Lower bound on Hausdorff dimension of projections of invariant sets

Extension of Zahl's result from Euclidean lines to Riemannian geodesics

Application of curved Kakeya estimates and Bourgain-Guth argument

Abstract

Let $M$ be a $d$-dimensional complete Riemannian manifold and let $\pi: SM \to M$ denote the canonical projection from the unit tangent bundle.

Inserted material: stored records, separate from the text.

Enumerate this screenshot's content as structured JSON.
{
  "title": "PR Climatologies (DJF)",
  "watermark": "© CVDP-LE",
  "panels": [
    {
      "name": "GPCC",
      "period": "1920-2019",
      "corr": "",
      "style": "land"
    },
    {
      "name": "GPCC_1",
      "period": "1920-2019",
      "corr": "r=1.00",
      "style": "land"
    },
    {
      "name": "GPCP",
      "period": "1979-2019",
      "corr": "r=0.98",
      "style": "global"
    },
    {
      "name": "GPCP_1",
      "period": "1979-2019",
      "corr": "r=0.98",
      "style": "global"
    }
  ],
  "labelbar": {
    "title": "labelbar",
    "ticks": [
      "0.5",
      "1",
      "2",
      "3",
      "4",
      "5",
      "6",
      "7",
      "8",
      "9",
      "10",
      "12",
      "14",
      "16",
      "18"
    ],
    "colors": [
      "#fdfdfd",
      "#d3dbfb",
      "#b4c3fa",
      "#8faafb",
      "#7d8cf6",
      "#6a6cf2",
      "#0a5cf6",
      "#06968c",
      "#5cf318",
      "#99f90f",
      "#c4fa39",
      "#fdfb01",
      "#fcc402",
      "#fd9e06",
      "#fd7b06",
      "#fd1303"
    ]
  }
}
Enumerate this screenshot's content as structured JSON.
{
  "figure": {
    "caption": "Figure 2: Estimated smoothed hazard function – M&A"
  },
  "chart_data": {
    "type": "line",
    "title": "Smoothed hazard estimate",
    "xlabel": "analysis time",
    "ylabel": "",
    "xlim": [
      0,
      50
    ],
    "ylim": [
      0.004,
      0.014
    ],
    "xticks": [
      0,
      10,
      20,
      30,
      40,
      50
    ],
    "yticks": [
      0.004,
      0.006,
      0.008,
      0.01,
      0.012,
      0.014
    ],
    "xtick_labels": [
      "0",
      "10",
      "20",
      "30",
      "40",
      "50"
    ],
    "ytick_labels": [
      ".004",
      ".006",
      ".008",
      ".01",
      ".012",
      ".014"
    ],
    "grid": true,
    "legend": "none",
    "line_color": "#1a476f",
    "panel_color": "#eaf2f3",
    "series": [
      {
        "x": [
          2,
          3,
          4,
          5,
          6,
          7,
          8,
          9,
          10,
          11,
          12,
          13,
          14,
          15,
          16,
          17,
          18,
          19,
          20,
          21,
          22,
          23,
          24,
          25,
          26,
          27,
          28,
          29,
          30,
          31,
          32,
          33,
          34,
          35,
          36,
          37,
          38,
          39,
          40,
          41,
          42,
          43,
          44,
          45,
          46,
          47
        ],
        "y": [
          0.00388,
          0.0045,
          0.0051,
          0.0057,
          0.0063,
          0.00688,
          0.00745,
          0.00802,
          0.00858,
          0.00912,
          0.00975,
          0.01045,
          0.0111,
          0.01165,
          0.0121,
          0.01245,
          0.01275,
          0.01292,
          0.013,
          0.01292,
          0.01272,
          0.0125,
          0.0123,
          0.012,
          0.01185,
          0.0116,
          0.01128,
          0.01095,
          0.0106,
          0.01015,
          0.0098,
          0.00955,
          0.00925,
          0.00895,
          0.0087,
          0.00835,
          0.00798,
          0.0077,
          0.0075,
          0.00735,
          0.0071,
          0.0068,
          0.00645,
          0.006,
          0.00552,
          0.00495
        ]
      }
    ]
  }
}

We prove that if $E \subset SM$ is a set that invariant under the geodesic flow with Hausdorff dimension $\dim_{\mathcal{H}} E \ge 2(k-1)+1 +\beta$ for some integer $1 \le k \le d-1$ and some $\beta \in [0,1]$, then the projection $\pi(E)$ satisfies $\dim_{\mathcal{H}} \pi(E) \ge k + \beta$. In other words, this yields a lower bound on the Hausdorff dimension of unions of geodesics in $M$. Our theorem extends a result of J. Zahl concerning unions of lines in $\mathbb{R}^d$. The proof relies on the transversal property of geodesics, an appropriate $(k+1)$-linear curved Kakeya estimate, and the Bourgain-Guth argument.